Freeh Report Clears BP Claims|Process, but Sees Some Problems

           NEW ORLEANS (CN) – Former FBI Director Louis Freeh’s investigation found that BP’s oil spill claims process is not corrupt, but that a handful of attorneys, within and outside of the program, worked together to expedite a nearly $8 million claim in exchange for a referral fee.
     Freeh’s 93-page report, issued last Friday, clears claims administrator Patrick Juneau of alleged wrongdoing.
     The report says Freeh “has not found evidence that Mr.

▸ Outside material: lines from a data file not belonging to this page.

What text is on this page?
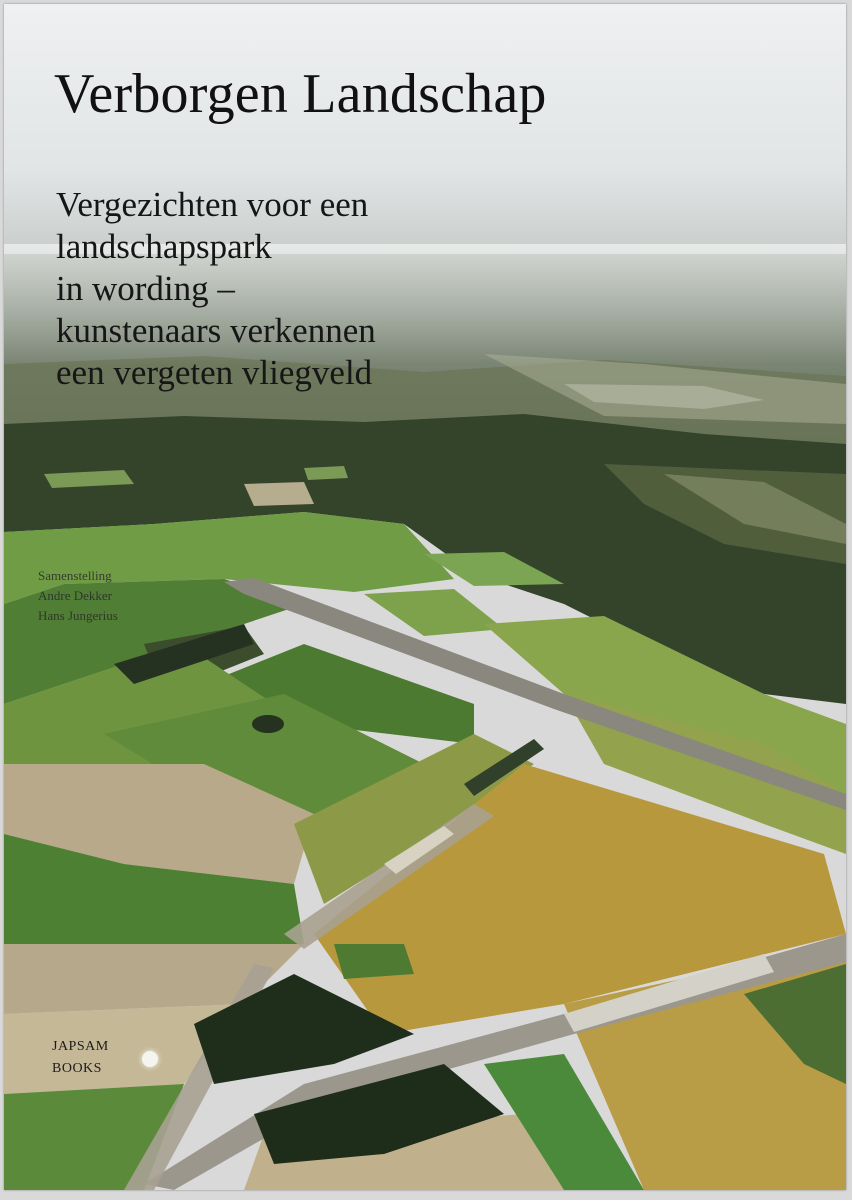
Verborgen Landschap
Vergezichten voor een
landschapspark
in wording –
kunstenaars verkennen
een vergeten vliegveld
Samenstelling
Andre Dekker
Hans Jungerius
JAPSAM
BOOKS
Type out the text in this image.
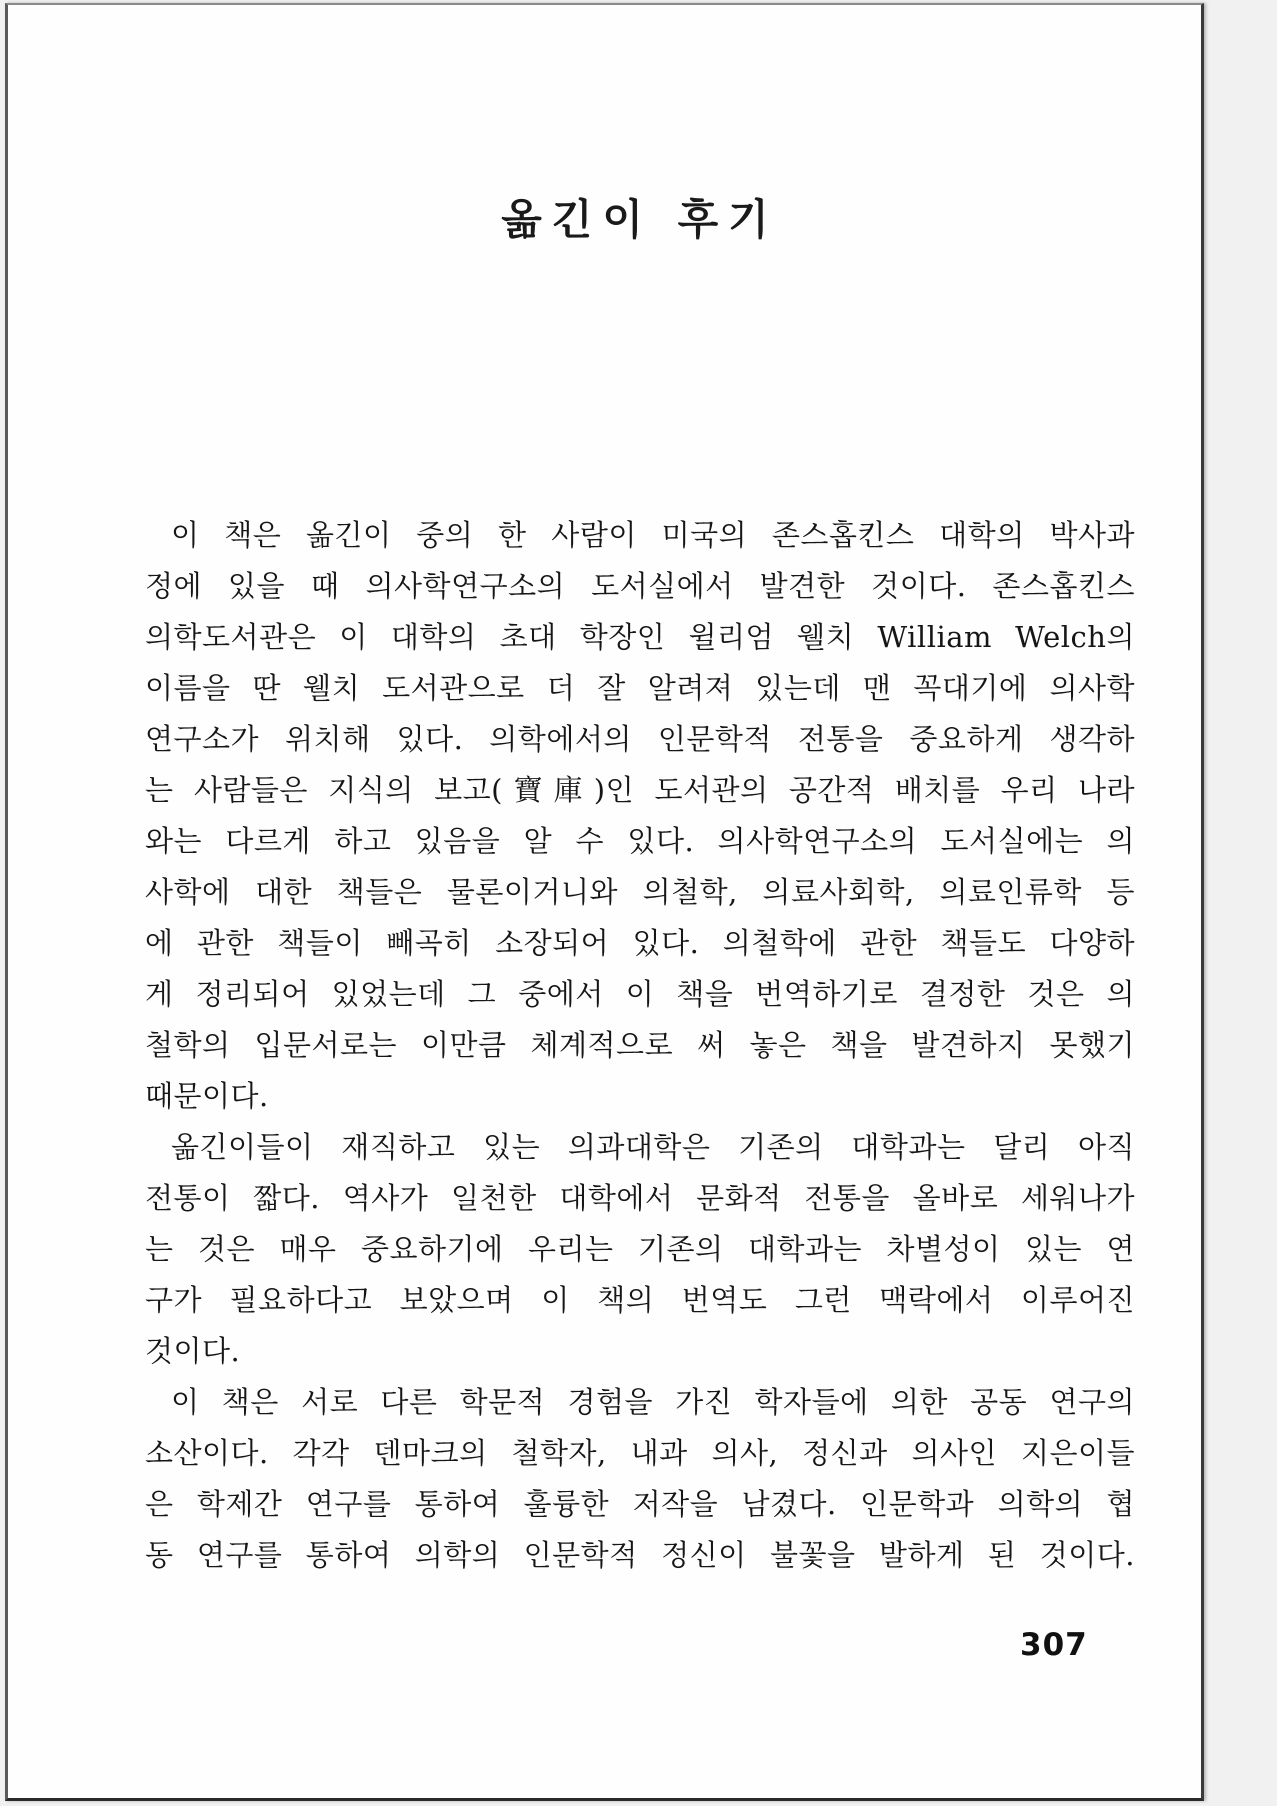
옮긴이 후기
이 책은 옮긴이 중의 한 사람이 미국의 존스홉킨스 대학의 박사과
정에 있을 때 의사학연구소의 도서실에서 발견한 것이다. 존스홉킨스
의학도서관은 이 대학의 초대 학장인 윌리엄 웰치 William Welch의
이름을 딴 웰치 도서관으로 더 잘 알려져 있는데 맨 꼭대기에 의사학
연구소가 위치해 있다. 의학에서의 인문학적 전통을 중요하게 생각하
는 사람들은 지식의 보고(寶庫)인 도서관의 공간적 배치를 우리 나라
와는 다르게 하고 있음을 알 수 있다. 의사학연구소의 도서실에는 의
사학에 대한 책들은 물론이거니와 의철학, 의료사회학, 의료인류학 등
에 관한 책들이 빼곡히 소장되어 있다. 의철학에 관한 책들도 다양하
게 정리되어 있었는데 그 중에서 이 책을 번역하기로 결정한 것은 의
철학의 입문서로는 이만큼 체계적으로 써 놓은 책을 발견하지 못했기
때문이다.
옮긴이들이 재직하고 있는 의과대학은 기존의 대학과는 달리 아직
전통이 짧다. 역사가 일천한 대학에서 문화적 전통을 올바로 세워나가
는 것은 매우 중요하기에 우리는 기존의 대학과는 차별성이 있는 연
구가 필요하다고 보았으며 이 책의 번역도 그런 맥락에서 이루어진
것이다.
이 책은 서로 다른 학문적 경험을 가진 학자들에 의한 공동 연구의
소산이다. 각각 덴마크의 철학자, 내과 의사, 정신과 의사인 지은이들
은 학제간 연구를 통하여 훌륭한 저작을 남겼다. 인문학과 의학의 협
동 연구를 통하여 의학의 인문학적 정신이 불꽃을 발하게 된 것이다.
307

Patrick Juneau engaged in any conflict of interest, or unethical or improper conduct.”
     The report states that while “certain conduct” of claims administration employees and Deepwater Horizon Economic Claims Center vendors “is problematic,” this should not prevent the process from “fairly and efficiently processing and paying honest and legitimate claims in a timely manner.”

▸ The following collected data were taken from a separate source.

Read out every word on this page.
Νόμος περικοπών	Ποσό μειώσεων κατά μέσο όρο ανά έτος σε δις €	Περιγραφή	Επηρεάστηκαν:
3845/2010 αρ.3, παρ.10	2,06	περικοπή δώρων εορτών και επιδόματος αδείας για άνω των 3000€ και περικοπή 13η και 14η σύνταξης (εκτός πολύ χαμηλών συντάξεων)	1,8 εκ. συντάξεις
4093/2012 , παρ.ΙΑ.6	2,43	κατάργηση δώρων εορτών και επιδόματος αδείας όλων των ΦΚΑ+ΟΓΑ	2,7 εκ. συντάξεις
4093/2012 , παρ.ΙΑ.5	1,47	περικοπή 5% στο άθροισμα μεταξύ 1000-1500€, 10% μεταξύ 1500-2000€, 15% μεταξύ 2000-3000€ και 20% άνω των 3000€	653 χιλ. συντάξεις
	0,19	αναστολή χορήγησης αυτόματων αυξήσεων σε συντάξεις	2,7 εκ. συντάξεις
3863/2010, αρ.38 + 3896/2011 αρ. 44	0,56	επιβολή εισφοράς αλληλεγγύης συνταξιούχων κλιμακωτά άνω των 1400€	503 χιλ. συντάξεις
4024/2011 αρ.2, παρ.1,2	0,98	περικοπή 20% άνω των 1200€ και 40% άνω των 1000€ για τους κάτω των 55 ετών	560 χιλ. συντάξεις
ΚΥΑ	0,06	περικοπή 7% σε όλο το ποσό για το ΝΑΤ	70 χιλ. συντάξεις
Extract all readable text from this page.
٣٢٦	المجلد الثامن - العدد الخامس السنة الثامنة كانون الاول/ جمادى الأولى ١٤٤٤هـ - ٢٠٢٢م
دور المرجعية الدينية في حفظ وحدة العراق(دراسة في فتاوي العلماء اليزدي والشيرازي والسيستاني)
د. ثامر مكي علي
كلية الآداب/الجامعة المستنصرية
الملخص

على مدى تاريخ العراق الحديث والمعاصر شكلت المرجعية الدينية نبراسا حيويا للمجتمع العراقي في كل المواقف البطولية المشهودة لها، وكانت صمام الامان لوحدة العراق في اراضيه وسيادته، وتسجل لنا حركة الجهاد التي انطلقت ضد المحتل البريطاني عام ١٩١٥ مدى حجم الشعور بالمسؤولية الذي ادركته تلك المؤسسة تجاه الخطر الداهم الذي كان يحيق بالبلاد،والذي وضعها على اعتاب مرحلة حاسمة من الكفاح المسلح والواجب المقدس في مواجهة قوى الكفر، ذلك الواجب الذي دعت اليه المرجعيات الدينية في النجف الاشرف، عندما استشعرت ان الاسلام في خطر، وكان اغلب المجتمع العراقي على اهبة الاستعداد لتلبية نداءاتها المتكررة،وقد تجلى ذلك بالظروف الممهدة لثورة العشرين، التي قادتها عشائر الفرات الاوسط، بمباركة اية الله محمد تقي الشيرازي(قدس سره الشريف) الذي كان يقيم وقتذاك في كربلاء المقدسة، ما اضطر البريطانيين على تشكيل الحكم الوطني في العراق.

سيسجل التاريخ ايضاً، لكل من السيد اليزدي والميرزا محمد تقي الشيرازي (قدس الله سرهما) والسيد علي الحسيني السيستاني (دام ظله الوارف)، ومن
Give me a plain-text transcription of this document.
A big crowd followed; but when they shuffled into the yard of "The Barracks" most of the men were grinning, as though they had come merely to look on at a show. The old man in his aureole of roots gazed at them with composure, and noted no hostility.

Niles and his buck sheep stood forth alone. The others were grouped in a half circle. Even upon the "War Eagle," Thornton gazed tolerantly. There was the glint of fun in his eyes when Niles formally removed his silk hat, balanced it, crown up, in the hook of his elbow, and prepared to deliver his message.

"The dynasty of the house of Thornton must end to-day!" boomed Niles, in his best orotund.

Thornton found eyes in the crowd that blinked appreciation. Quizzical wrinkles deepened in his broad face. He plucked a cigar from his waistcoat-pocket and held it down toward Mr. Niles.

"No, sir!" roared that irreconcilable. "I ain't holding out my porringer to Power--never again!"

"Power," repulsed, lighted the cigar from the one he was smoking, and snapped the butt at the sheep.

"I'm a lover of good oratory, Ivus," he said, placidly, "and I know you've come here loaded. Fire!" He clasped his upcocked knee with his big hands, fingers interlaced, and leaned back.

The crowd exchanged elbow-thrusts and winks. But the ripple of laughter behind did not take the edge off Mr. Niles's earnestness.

     The claims center was established to pay victims of the 2010 Deepwater Horizon oil spill in the Gulf of Mexico. Juneau was selected jointly by BP and plaintiff attorneys to oversee BP’s fund to compensate oil spill victims.

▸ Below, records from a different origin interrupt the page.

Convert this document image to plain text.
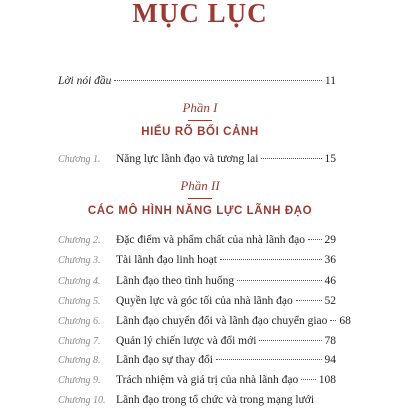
MỤC LỤC
Lời nói đầu	11
Phần I
HIỂU RÕ BỐI CẢNH
Chương 1.	Năng lực lãnh đạo và tương lai	15
Phần II
CÁC MÔ HÌNH NĂNG LỰC LÃNH ĐẠO
Chương 2.	Đặc điểm và phẩm chất của nhà lãnh đạo 29
Chương 3.	Tài lãnh đạo linh hoạt	36
Chương 4.	Lãnh đạo theo tình huống	46
Chương 5.	Quyền lực và góc tối của nhà lãnh đạo	52
Chương 6.	Lãnh đạo chuyển đổi và lãnh đạo chuyển giao 68
Chương 7.	Quản lý chiến lược và đổi mới	78
Chương 8.	Lãnh đạo sự thay đổi	94
Chương 9.	Trách nhiệm và giá trị của nhà lãnh đạo 108
Chương 10. Lãnh đạo trong tổ chức và trong mạng lưới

      BP sued Juneau in March, claiming he allowed the claims center to pay “hundreds of millions of dollars” in false business claims that bear no “rational connection to the oil spill,” and could cost BP “billions of dollars” in “fictitious losses.”
     U.S. District Judge Carl Barbier, who is overseeing the oil spill litigation, appointed Freeh to investigate BP’s allegations.
     After Freeh released his report, Barbier issued an order setting a timeline for response from the four attorneys who the report says expedited the multimillion-dollar claim. The attorneys are Lionel Sutton, his wife Christine Reitano, Jon Andry and Glen Lerner.
     According to Freeh’s report, Andry and Reitano had an agreement that Reitano, who worked at the claims center, would refer one claim in particular and possibly others to Andry “and the two lawyers would evenly split any resulting attorney fees.”
     Freeh’s investigation established that Andry paid Reitano’s husband Sutton, also a claims center attorney, a $40,000 referral fee for the client with the nearly $8 million claim in three installments from his law partner Glen Lerner’s Nevada bank account.
     Freeh found no evidence that Sutton, Reitano or any other claims officials directly manipulated the claims payments, but also that “a comprehensive examination of this issue was not part of the Special Master’s mandate.”
     Freeh recommends that the court disqualify Sutton, Reitano, Andry, Lerner and any firms associated with them from representing any claimant in connection with the oil spill.
     Judge Barbier’s order gives the attorneys 14 days to respond.
     BP has twice asked Barbier to suspend compensation payments , citing corruption in the claims process. Barbier has refused to do so.
     BP said through a spokesman Tuesday afternoon: “Judge Freeh’s initial investigation report confirms what BP has suspected for some time: There has been fraud and unethical conduct within the facility itself and among various claimants and their lawyers – and immediate steps need to be taken to prevent it in the future. Judge Freeh has confirmed that ‘many’ of the CSSP’s ‘key executives and senior attorneys’ engaged in ‘pervasive’ improper and unethical conduct, some of which may have been criminal. He also found that at least one outside law firm sought to exert undue influence on claims determinations on behalf of itself and its clients. What’s more, the report revealed that, contrary to repeated assurances to BP and the public that the CSSP’s ability to detect fraud was ‘robust,’ in fact the CSSP’s key vendor responsible for, among other things, in-house fraud detection was ineffective and had conflicts of interest. The evidence of conflicts of interest and misconduct assembled in Judge Freeh’s report is shocking, but it simply underscores that neither BP nor the public has had any idea of what’s really going on within the CSSP. Judge Freeh’s continued investigation is essential to assuring public confidence in the integrity of the claims process.”